In code generation, the number of directly executable generations dropped significantly for both GPT-4 and GPT-3.5. They hypothesize this decline is due to the models adding extra non-code text to their generations.

Conflicting Incentives

OpenAI, like any organization, is strongly incentivized to minimize costs without sacrificing performance. Therefore, it has a significant interest in reducing the size of models like GPT-4, if possible, to realize savings on computational resources and storage. This reduction in size has potential benefits not only for OpenAI, but also for developers and users, as it can make these advanced language models more accessible and affordable to deploy and use.
Nonetheless, there is a tradeoff. While smaller models might be more efficient and affordable, they may not match the same generality as larger models across a broad range of tasks and datasets. Bigger models like GPT-4 can capture more complex patterns and perform advanced reasoning that smaller models may not be capable of. Therefore, while model reduction can lead to cost savings and increased accessibility, it's also important to ensure that the performance and generality of these models meet the needs of developers across their varied use-cases. This balance is critical in the continuous evolution of AI models.

User Frustrations

In recent times, there has been a growing discontent among users regarding the perceived shift in the performance of ChatGPT. These users claim that there are discernible inconsistencies and degradation in the model's performance, which they believe affects the utility and value of the service.
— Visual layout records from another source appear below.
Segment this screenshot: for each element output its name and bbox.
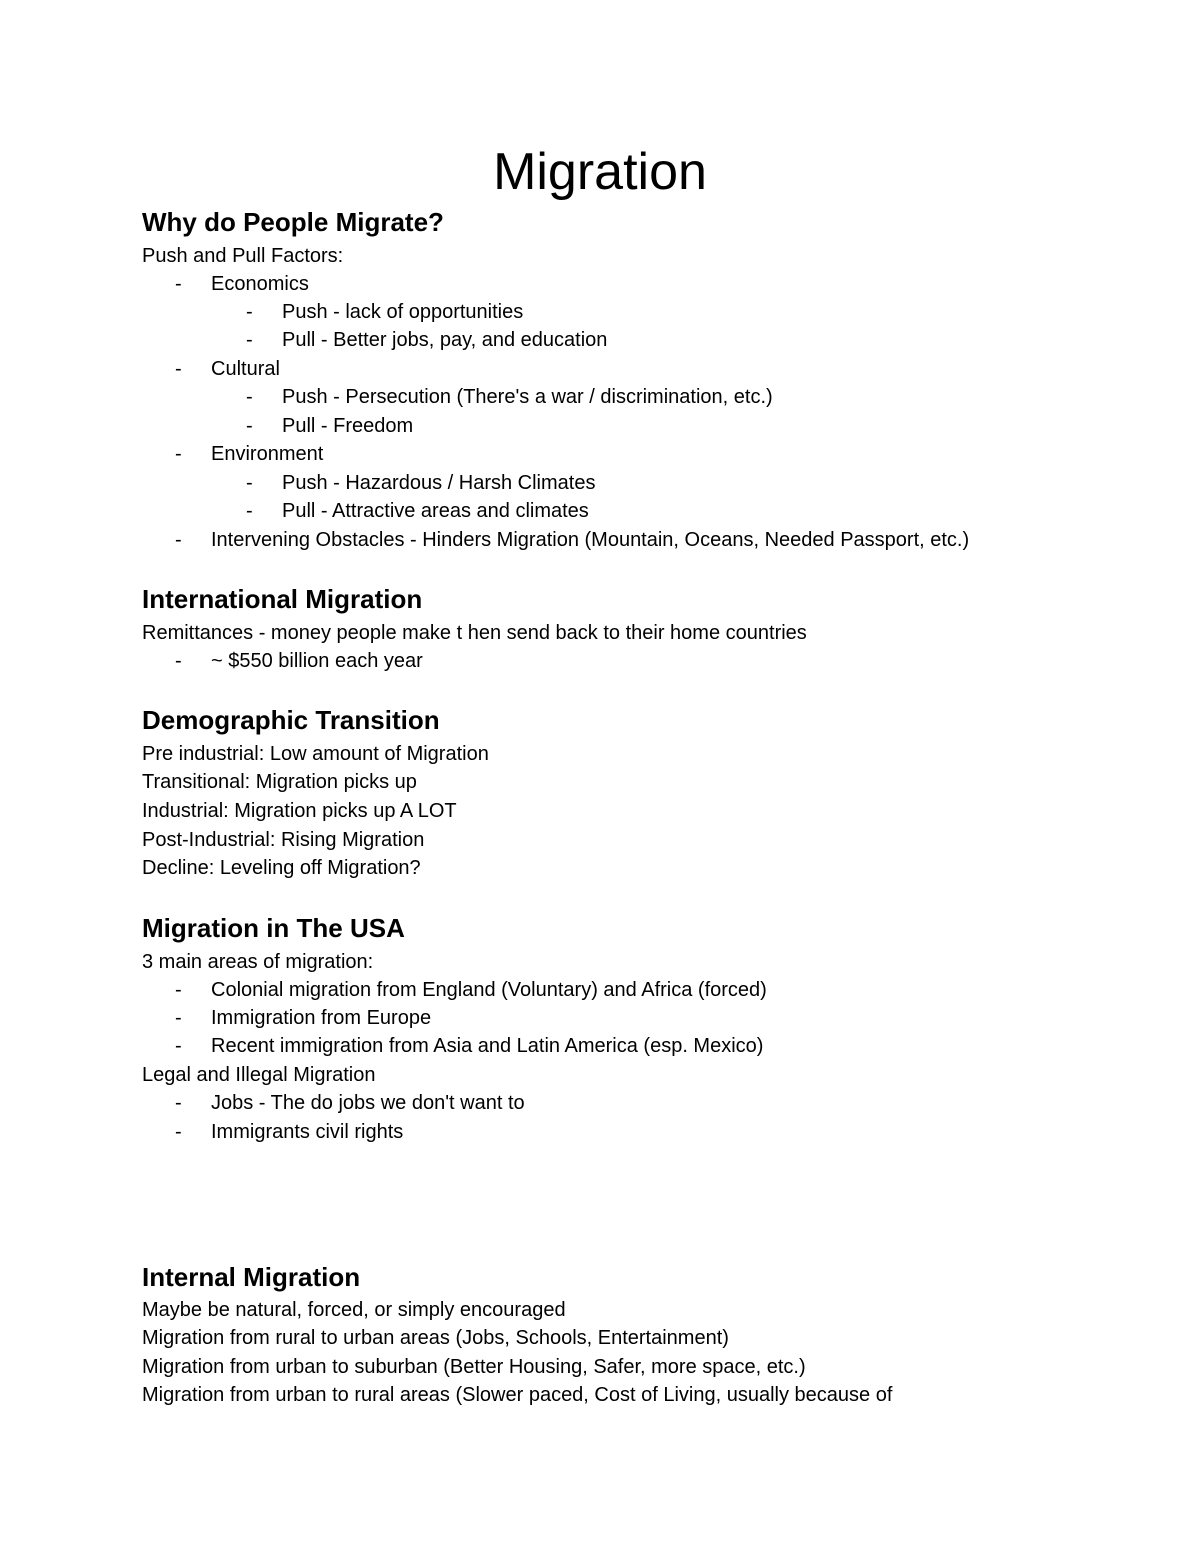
heading-international-migration: International Migration <box>142 584 423 614</box>
paragraph: Migration from rural to urban areas (Jobs, Schools, Entertainment) <box>142 1327 729 1349</box>
list-item <box>175 1004 431 1032</box>
list-item <box>175 1032 763 1060</box>
list-item-text: Pull - Attractive areas and climates <box>282 500 589 522</box>
bullet-dash: - <box>175 273 182 295</box>
list-item-text: Jobs - The do jobs we don't want to <box>211 1092 525 1114</box>
bullet-dash: - <box>175 1035 182 1057</box>
heading-demographic-transition: Demographic Transition <box>142 705 440 735</box>
paragraph: Migration from urban to suburban (Better Housing, Safer, more space, etc.) <box>142 1356 806 1378</box>
bullet-dash: - <box>175 443 182 465</box>
list-item <box>246 383 773 411</box>
list-item-text: Push - lack of opportunities <box>282 301 524 323</box>
document-title: Migration <box>493 143 707 201</box>
list-item-text: Pull - Freedom <box>282 415 414 437</box>
heading-migration-usa: Migration in The USA <box>142 913 405 943</box>
bullet-dash: - <box>246 301 253 323</box>
bullet-dash: - <box>175 650 182 672</box>
list-item-text: Recent immigration from Asia and Latin America (esp. Mexico) <box>211 1035 764 1057</box>
paragraph: Pre industrial: Low amount of Migration <box>142 743 489 765</box>
list-item <box>246 497 589 525</box>
list-item-text: ~ $550 billion each year <box>211 650 423 672</box>
bullet-dash: - <box>175 1121 182 1143</box>
list-item <box>246 412 413 440</box>
list-item <box>246 469 595 497</box>
list-item-text: Economics <box>211 273 309 295</box>
bullet-dash: - <box>175 358 182 380</box>
paragraph: Decline: Leveling off Migration? <box>142 857 421 879</box>
paragraph: 3 main areas of migration: <box>142 951 374 973</box>
bullet-dash: - <box>175 529 182 551</box>
list-item <box>175 270 309 298</box>
list-item-text: Colonial migration from England (Voluntary) and Africa (forced) <box>211 979 767 1001</box>
list-item-text: Push - Persecution (There's a war / discrimination, etc.) <box>282 386 773 408</box>
paragraph: Remittances - money people make t hen send back to their home countries <box>142 622 807 644</box>
list-item <box>246 326 607 354</box>
list-item <box>175 1089 525 1117</box>
list-item-text: Immigration from Europe <box>211 1007 432 1029</box>
list-item <box>175 440 323 468</box>
bullet-dash: - <box>175 979 182 1001</box>
list-item-text: Immigrants civil rights <box>211 1121 404 1143</box>
list-item-text: Environment <box>211 443 324 465</box>
paragraph: Push and Pull Factors: <box>142 245 344 267</box>
bullet-dash: - <box>246 329 253 351</box>
heading-internal-migration: Internal Migration <box>142 1262 361 1292</box>
list-item <box>175 647 423 675</box>
bullet-dash: - <box>246 472 253 494</box>
list-item <box>175 355 280 383</box>
bullet-dash: - <box>175 1092 182 1114</box>
list-item-text: Cultural <box>211 358 280 380</box>
paragraph: Legal and Illegal Migration <box>142 1064 376 1086</box>
bullet-dash: - <box>246 386 253 408</box>
bullet-dash: - <box>246 500 253 522</box>
bullet-dash: - <box>246 415 253 437</box>
list-item <box>246 298 523 326</box>
list-item-text: Push - Hazardous / Harsh Climates <box>282 472 596 494</box>
list-item-text: Intervening Obstacles - Hinders Migration (Mountain, Oceans, Needed Passport, etc.) <box>211 529 970 551</box>
paragraph: Post-Industrial: Rising Migration <box>142 829 425 851</box>
list-item <box>175 976 767 1004</box>
list-item <box>175 1118 403 1146</box>
paragraph: Industrial: Migration picks up A LOT <box>142 800 457 822</box>
bullet-dash: - <box>175 1007 182 1029</box>
heading-why-migrate: Why do People Migrate? <box>142 207 444 237</box>
list-item <box>175 526 969 554</box>
paragraph: Maybe be natural, forced, or simply encouraged <box>142 1299 566 1321</box>
paragraph: Migration from urban to rural areas (Slower paced, Cost of Living, usually because of <box>142 1384 893 1406</box>
paragraph: Transitional: Migration picks up <box>142 771 417 793</box>
list-item-text: Pull - Better jobs, pay, and education <box>282 329 608 351</box>
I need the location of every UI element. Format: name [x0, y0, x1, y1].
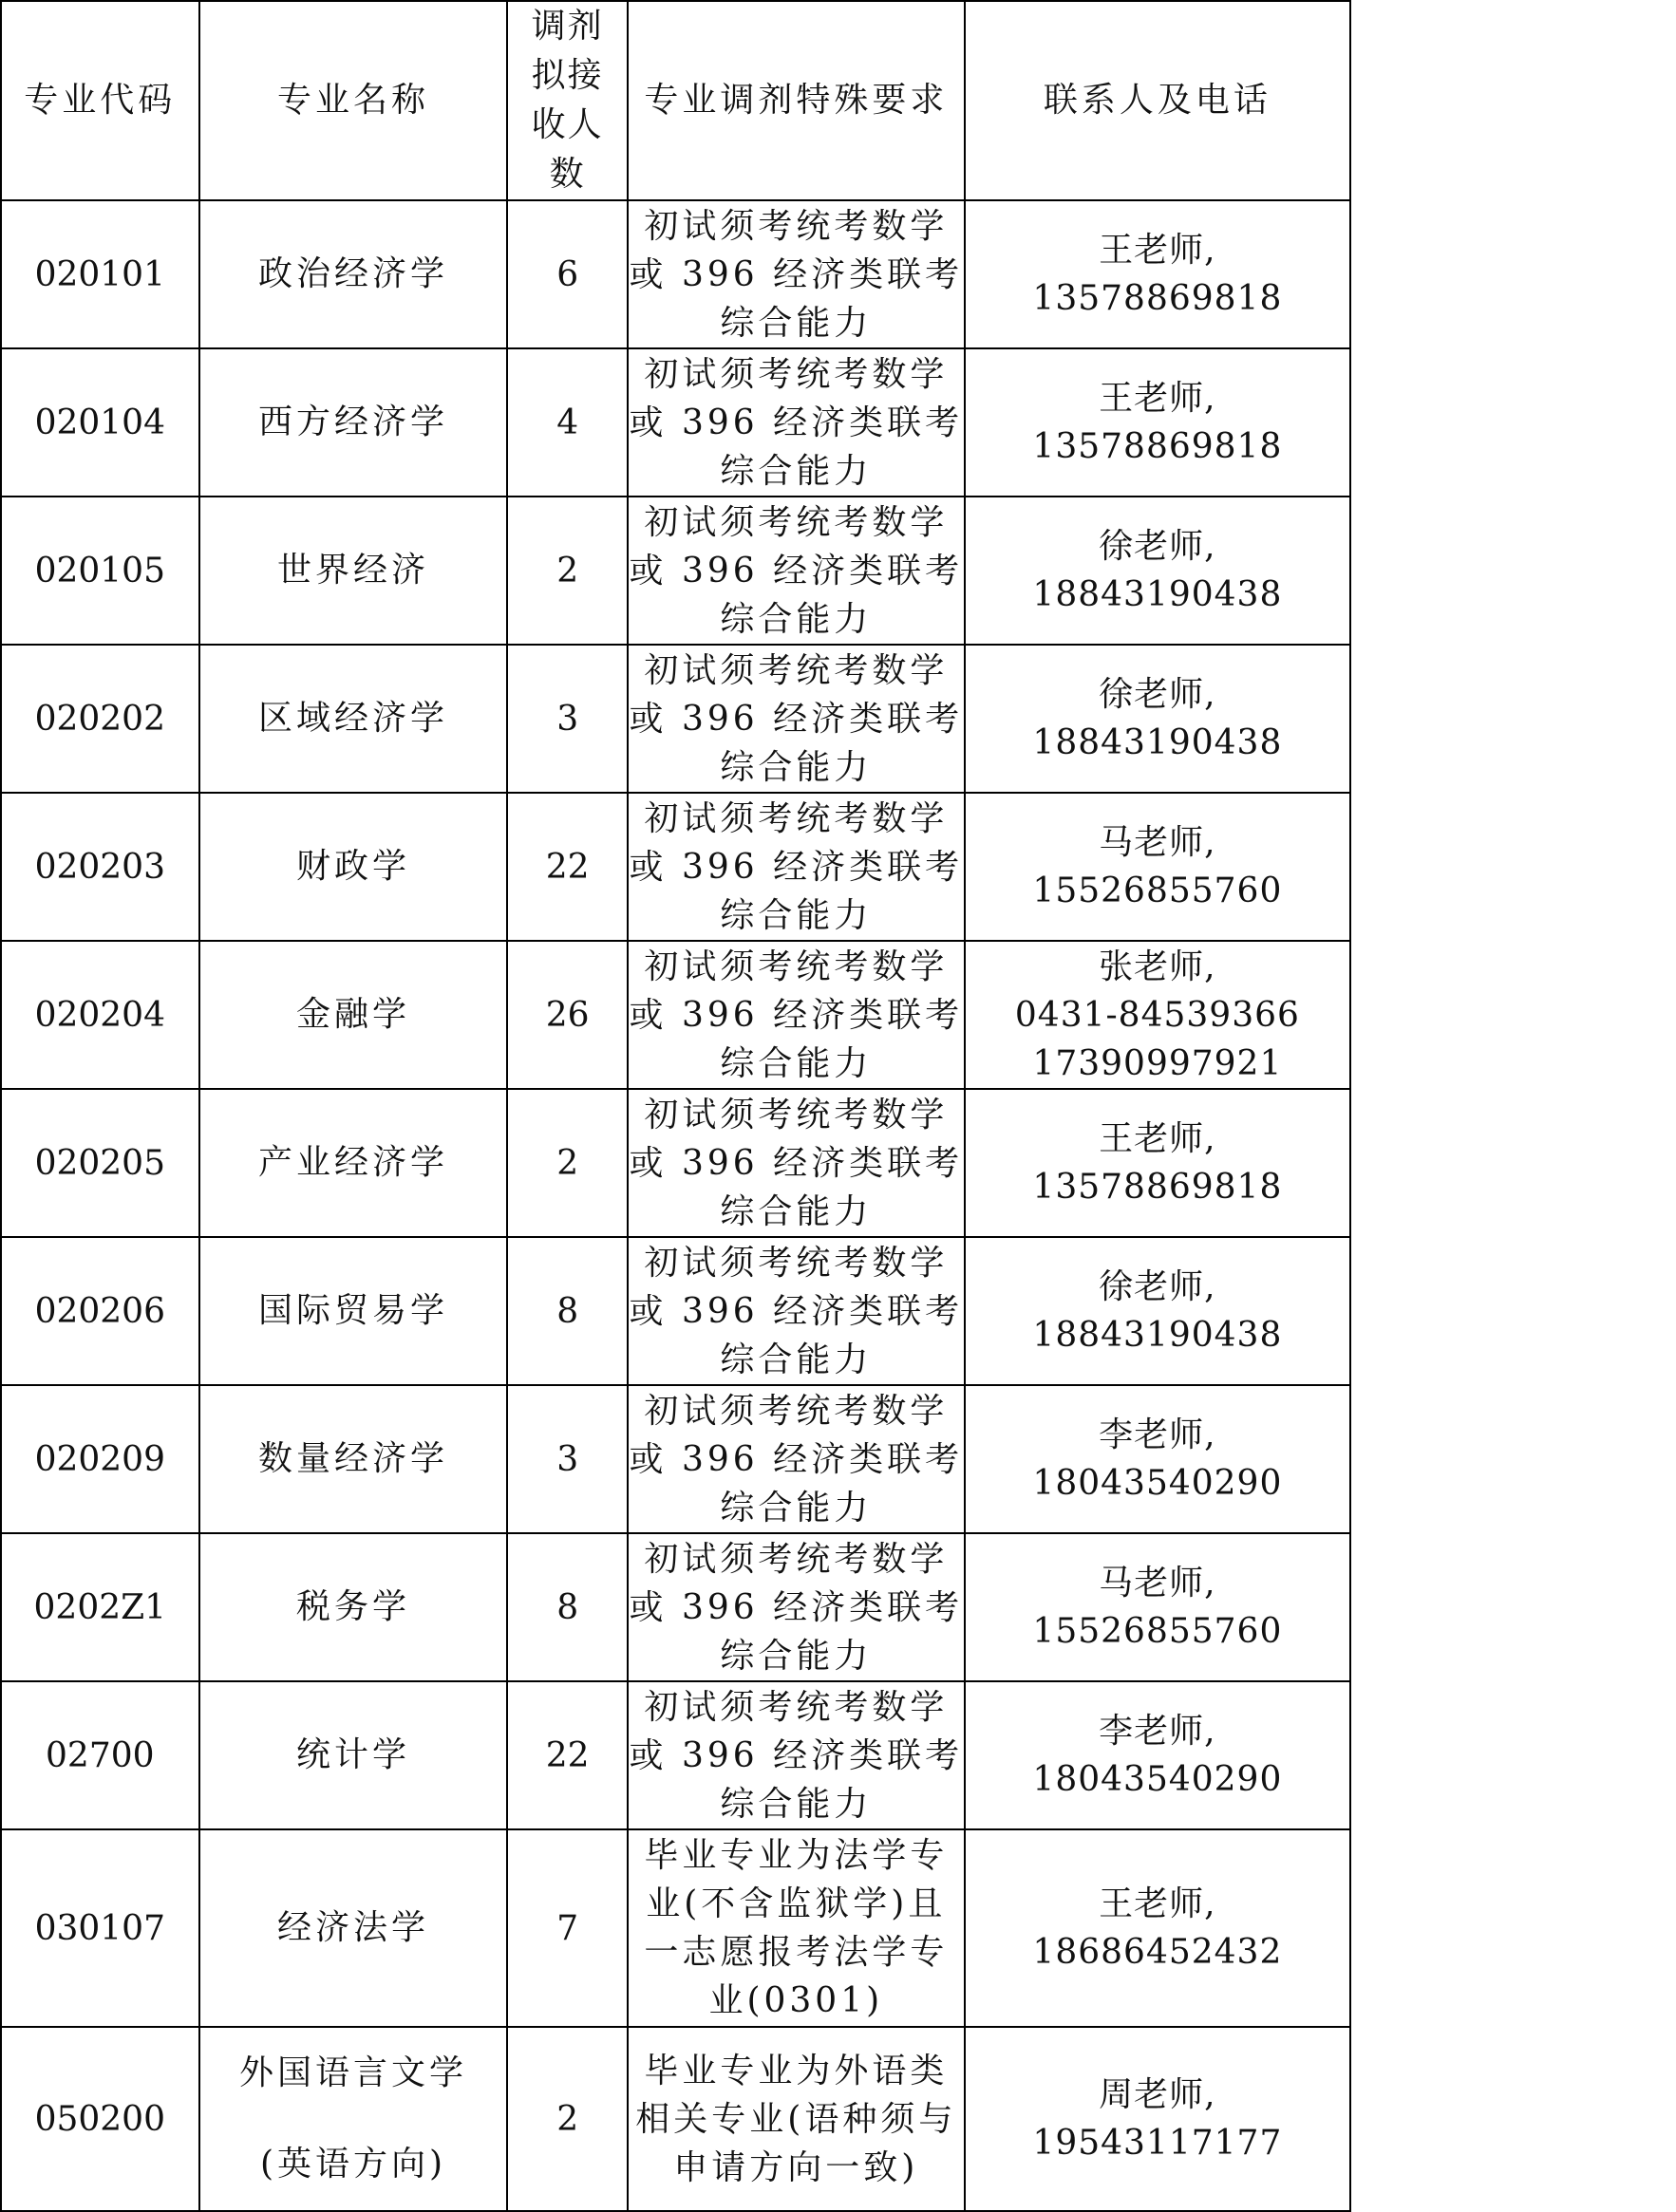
header-contact: 联系人及电话: [965, 1, 1350, 200]
table-row: [1, 200, 1350, 348]
cell-quota: 8: [507, 1237, 627, 1385]
table-row: [1, 1237, 1350, 1385]
cell-name: 西方经济学: [199, 348, 508, 497]
cell-code: 020203: [1, 793, 199, 941]
cell-requirement: 初试须考统考数学或 396 经济类联考综合能力: [628, 941, 965, 1089]
table-row: [1, 1681, 1350, 1829]
cell-name: 区域经济学: [199, 645, 508, 793]
cell-requirement: 初试须考统考数学或 396 经济类联考综合能力: [628, 1237, 965, 1385]
cell-name: 国际贸易学: [199, 1237, 508, 1385]
cell-quota: 2: [507, 497, 627, 645]
cell-contact: 王老师, 13578869818: [965, 1089, 1350, 1237]
cell-contact: 王老师, 13578869818: [965, 348, 1350, 497]
table-row: [1, 348, 1350, 497]
cell-requirement: 初试须考统考数学或 396 经济类联考综合能力: [628, 1385, 965, 1533]
table-row: [1, 1089, 1350, 1237]
table-row: [1, 1385, 1350, 1533]
cell-quota: 3: [507, 645, 627, 793]
cell-quota: 3: [507, 1385, 627, 1533]
table-row: [1, 497, 1350, 645]
cell-requirement: 初试须考统考数学或 396 经济类联考综合能力: [628, 1089, 965, 1237]
cell-contact: 徐老师, 18843190438: [965, 1237, 1350, 1385]
cell-requirement: 毕业专业为法学专业(不含监狱学)且一志愿报考法学专业(0301): [628, 1829, 965, 2027]
cell-quota: 6: [507, 200, 627, 348]
cell-requirement: 初试须考统考数学或 396 经济类联考综合能力: [628, 497, 965, 645]
header-quota: 调剂拟接收人数: [507, 1, 627, 200]
cell-name: 世界经济: [199, 497, 508, 645]
cell-contact: 王老师, 18686452432: [965, 1829, 1350, 2027]
cell-contact: 王老师, 13578869818: [965, 200, 1350, 348]
cell-name: 数量经济学: [199, 1385, 508, 1533]
cell-contact: 徐老师, 18843190438: [965, 645, 1350, 793]
cell-quota: 22: [507, 793, 627, 941]
cell-contact: 李老师, 18043540290: [965, 1681, 1350, 1829]
table-row: [1, 1829, 1350, 2027]
cell-contact: 周老师, 19543117177: [965, 2027, 1350, 2211]
cell-code: 020104: [1, 348, 199, 497]
cell-name: 外国语言文学 (英语方向): [199, 2027, 508, 2211]
table-row: [1, 1533, 1350, 1681]
cell-contact: 马老师, 15526855760: [965, 793, 1350, 941]
cell-code: 020205: [1, 1089, 199, 1237]
cell-code: 020206: [1, 1237, 199, 1385]
table-row: [1, 2027, 1350, 2211]
cell-requirement: 初试须考统考数学或 396 经济类联考综合能力: [628, 793, 965, 941]
cell-contact: 李老师, 18043540290: [965, 1385, 1350, 1533]
cell-name: 金融学: [199, 941, 508, 1089]
cell-code: 020105: [1, 497, 199, 645]
cell-requirement: 初试须考统考数学或 396 经济类联考综合能力: [628, 348, 965, 497]
cell-name: 统计学: [199, 1681, 508, 1829]
cell-quota: 2: [507, 1089, 627, 1237]
cell-requirement: 初试须考统考数学或 396 经济类联考综合能力: [628, 1681, 965, 1829]
cell-name: 财政学: [199, 793, 508, 941]
cell-requirement: 初试须考统考数学或 396 经济类联考综合能力: [628, 200, 965, 348]
cell-code: 050200: [1, 2027, 199, 2211]
cell-code: 030107: [1, 1829, 199, 2027]
cell-name: 税务学: [199, 1533, 508, 1681]
cell-requirement: 初试须考统考数学或 396 经济类联考综合能力: [628, 1533, 965, 1681]
header-name: 专业名称: [199, 1, 508, 200]
header-code: 专业代码: [1, 1, 199, 200]
table-row: [1, 793, 1350, 941]
cell-requirement: 初试须考统考数学或 396 经济类联考综合能力: [628, 645, 965, 793]
header-requirement: 专业调剂特殊要求: [628, 1, 965, 200]
table-header-row: [1, 1, 1350, 200]
cell-quota: 26: [507, 941, 627, 1089]
cell-quota: 7: [507, 1829, 627, 2027]
cell-code: 020202: [1, 645, 199, 793]
cell-contact: 徐老师, 18843190438: [965, 497, 1350, 645]
cell-code: 0202Z1: [1, 1533, 199, 1681]
cell-name: 产业经济学: [199, 1089, 508, 1237]
table-row: [1, 645, 1350, 793]
cell-contact: 张老师, 0431-84539366 17390997921: [965, 941, 1350, 1089]
cell-requirement: 毕业专业为外语类相关专业(语种须与申请方向一致): [628, 2027, 965, 2211]
cell-code: 020204: [1, 941, 199, 1089]
cell-quota: 4: [507, 348, 627, 497]
cell-quota: 2: [507, 2027, 627, 2211]
cell-name: 经济法学: [199, 1829, 508, 2027]
table-row: [1, 941, 1350, 1089]
cell-quota: 8: [507, 1533, 627, 1681]
cell-code: 02700: [1, 1681, 199, 1829]
cell-code: 020209: [1, 1385, 199, 1533]
cell-name: 政治经济学: [199, 200, 508, 348]
cell-quota: 22: [507, 1681, 627, 1829]
cell-code: 020101: [1, 200, 199, 348]
cell-contact: 马老师, 15526855760: [965, 1533, 1350, 1681]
Conversely, OpenAI maintains that their GPT API’s have only seen consistent improvements, however, they also state that the ChatGPT models are very much experimental, and its likely ChatGPT is changing in a less monitored fashion. A clear line of communication between developers and users, paired with transparency in changes and improvements, could go a long way in addressing such discrepancies and aligning expectations. As models become more ingrained into the fabric of peoples careers and businesses, the need for full transparency in regards to model performance will be absolutely critical.